مَنْ مَاتَ وَ عَلَيْهِ صِيَامٌ صَامَ عَنْهُ وَلِيُّهُ

Artinya : “Siapa saja meninggal dunia dan mempunyai kewajiban qadha puasa, maka walinya (keluarganya) berpuasa menggantikannya.” (HR. Bukhari dan Muslim, dari Aisyah)

6. Dari Jumlah Hari (Qadha) yang Ditinggalkan Tidak Diketahui?
Dalam masalah ini tentu perlu pencermatan secara khusus bagi orang yang mengalminya, meskipun bingun untuk bisa memastikan berapa hari puasa ramadhan yang wajib di qadha. nah secara penuturan jika masalah ini pernah di alami namun solusinya tidak pasti, berikut penjelasannya.

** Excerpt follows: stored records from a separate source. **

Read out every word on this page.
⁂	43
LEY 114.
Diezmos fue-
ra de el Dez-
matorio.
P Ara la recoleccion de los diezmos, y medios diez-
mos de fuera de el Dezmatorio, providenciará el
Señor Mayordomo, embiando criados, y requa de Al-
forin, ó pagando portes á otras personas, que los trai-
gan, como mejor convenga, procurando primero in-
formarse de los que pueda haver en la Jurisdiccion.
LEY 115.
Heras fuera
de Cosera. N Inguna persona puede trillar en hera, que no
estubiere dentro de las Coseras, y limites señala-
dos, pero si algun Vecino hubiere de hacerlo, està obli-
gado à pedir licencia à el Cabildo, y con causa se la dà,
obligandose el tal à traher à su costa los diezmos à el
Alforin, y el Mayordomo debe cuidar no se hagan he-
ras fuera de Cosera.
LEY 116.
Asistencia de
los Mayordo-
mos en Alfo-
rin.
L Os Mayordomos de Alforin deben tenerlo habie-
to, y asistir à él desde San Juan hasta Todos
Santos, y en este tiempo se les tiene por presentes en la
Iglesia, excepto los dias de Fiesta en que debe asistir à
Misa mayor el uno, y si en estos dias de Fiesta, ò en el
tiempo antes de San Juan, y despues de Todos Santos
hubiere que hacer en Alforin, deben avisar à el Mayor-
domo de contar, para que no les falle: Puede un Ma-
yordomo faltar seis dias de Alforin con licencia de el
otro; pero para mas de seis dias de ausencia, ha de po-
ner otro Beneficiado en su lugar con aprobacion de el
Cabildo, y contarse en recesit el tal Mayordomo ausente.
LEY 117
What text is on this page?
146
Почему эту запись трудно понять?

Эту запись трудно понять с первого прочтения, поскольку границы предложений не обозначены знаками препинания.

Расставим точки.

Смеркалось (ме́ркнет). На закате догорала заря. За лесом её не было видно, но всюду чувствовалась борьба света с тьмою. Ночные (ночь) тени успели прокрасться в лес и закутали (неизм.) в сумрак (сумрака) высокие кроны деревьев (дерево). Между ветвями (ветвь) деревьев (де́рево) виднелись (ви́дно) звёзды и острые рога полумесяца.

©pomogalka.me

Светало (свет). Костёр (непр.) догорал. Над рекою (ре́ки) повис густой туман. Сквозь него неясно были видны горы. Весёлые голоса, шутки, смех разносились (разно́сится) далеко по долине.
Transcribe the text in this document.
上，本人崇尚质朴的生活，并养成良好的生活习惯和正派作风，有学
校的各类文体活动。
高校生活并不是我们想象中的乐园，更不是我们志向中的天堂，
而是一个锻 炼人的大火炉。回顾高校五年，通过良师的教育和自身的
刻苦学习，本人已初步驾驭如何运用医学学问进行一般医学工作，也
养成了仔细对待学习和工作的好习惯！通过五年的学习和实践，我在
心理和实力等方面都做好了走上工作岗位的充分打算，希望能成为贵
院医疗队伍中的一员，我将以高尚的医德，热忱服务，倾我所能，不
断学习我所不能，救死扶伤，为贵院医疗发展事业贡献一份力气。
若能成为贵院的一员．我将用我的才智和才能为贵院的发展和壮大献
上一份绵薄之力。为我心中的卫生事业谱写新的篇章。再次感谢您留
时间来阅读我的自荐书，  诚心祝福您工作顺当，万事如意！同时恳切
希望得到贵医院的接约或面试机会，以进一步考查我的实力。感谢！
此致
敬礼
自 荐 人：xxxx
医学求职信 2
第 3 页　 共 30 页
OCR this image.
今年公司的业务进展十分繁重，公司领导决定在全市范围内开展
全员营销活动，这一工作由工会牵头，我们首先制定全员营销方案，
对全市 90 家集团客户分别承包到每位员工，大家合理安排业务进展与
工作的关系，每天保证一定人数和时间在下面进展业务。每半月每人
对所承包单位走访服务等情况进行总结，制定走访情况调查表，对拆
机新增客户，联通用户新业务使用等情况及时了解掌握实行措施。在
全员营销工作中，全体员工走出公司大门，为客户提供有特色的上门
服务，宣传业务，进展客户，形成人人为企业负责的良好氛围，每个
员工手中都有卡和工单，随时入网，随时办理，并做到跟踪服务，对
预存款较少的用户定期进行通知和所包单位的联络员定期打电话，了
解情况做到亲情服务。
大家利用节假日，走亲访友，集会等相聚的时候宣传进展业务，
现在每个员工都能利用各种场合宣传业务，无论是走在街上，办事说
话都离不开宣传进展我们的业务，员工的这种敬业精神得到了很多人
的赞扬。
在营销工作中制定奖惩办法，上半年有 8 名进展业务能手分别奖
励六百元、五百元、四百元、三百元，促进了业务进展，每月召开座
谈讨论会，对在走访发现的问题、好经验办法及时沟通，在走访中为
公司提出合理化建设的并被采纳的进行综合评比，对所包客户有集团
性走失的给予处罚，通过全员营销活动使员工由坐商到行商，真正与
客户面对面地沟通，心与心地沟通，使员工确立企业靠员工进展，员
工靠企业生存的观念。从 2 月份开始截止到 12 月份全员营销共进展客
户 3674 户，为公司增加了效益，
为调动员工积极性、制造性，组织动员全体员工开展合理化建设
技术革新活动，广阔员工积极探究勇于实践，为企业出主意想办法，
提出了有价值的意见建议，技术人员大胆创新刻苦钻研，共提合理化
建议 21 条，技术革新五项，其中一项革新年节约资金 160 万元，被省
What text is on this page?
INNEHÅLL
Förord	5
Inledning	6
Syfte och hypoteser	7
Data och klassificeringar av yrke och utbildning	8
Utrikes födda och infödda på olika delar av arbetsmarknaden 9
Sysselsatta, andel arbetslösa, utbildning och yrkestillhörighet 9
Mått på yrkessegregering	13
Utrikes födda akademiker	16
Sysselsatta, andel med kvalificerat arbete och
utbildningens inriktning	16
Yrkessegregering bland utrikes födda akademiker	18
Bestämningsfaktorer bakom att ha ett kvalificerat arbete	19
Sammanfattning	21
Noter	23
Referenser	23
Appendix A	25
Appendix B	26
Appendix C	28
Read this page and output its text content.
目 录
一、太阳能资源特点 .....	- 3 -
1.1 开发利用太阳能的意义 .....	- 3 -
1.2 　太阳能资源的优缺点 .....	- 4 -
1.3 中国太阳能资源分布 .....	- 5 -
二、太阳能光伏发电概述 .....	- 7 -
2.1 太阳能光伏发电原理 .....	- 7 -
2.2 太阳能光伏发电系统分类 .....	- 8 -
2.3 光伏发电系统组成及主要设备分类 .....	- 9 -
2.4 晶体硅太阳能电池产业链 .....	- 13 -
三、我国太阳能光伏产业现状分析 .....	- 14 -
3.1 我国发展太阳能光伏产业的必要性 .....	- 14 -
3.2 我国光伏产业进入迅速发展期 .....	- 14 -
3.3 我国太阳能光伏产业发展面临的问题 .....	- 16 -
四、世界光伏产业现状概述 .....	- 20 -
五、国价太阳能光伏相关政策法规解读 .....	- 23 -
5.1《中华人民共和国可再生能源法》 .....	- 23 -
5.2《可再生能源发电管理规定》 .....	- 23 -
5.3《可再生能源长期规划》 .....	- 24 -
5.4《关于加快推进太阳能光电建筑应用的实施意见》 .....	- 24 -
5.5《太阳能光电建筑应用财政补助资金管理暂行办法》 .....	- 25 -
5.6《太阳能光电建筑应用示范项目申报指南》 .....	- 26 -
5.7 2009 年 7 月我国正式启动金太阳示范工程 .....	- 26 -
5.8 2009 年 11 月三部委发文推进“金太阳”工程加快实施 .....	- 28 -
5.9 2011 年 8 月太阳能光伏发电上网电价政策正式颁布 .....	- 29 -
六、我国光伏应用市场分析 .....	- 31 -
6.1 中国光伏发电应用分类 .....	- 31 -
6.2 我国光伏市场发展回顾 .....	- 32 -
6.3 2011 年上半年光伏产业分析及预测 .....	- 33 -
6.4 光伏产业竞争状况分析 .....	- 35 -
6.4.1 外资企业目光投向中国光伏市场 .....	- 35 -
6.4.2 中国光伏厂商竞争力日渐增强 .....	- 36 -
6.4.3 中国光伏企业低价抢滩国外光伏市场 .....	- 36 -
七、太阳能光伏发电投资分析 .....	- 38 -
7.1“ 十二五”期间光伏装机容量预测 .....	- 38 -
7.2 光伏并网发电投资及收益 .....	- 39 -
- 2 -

Maka laksanakan ibadah puasa qadha tersebut sesuai dengan pengambilan jumah yang lebih maksimum dari hari yang di tinggalkannya tersebut, tujuannya agar bisa lebih sempurna lagi ketika melaksakan amalan ibadah qodho tersebut.

7. Jika niat Qadha di gabungkan dengan niat puasa lainnya
Tentu sangat di butuhkan sebuah kecermatan dalam masalah seperti ini, pasalnya niat itu adalah laksana perisai yang menentukan syah dan tidak syahnya sebuah amalan, sehingga jika memang ada masalah seperti ini maka jawabannya sebagaimana yang tertuang dalam qaul Ulama dalam kitab halaman 2 juz 271 dengan redkasinay sebagai berikut :

(تنبيه) إعلم أنه قد يوجد للصوم سببان كوقوع عرفة أو عاشوراء يوم اثنين أو خميس أو وقوع اثنين أو خميس في ستة شوال فيزداد تأكده رعاية لوجود السببين فإن نواهما حصلا كالصدقة على القريب صدقة وصلة وكذا لو نوى أحدهما فيما يظهر. إعانة الطالبين

Penjelasannya : ” Hukumnya boleh dan mendapat pahala keduanya yaitu menggabungkan niat beberapa puasa sunnah seperti puasa Arofah dan puasa senin / kamis adalah boleh dan dinyatakan mendapatkan pahala keduanya. Sebagaimana dikemukakan oleh Imam Al-Kurdi.

Bahkan menurut Imam Al-Barizi puasa sunnah seperti hari ‘Asyuro, jika diniati puasa lain seperti qadha ramadhan tanpa meniatkan pauasa Asyura’ tetap mendapatkan pahala keduanya.

Adapun puasa 6 hari bulan syawal jika digabung dengan qadha ramadhan, maka menurut imam Romli mendapatkan pahala keduanya. Sedangkan menurut Abu Makhromah tidak mendapatkan pahala keduanya bahkan tidak sah.”

Demikianlah rincian pasti tentang bacaan niat mengganti puasa dan tata cara doa buka bayar qadha dan hal ilhwal yang berkaitan erat dengan pelaksanaannya, termasuk dari pada niat puasa qadha yang memang sangat perlu di cermati oleh setiap umat islam agar selalu senantiasa berada pada koridor hukum yang benar sesuai dengan kaidah yang berjalan dalam sebuah permasalahan seperti yang tadi sudah di bahas.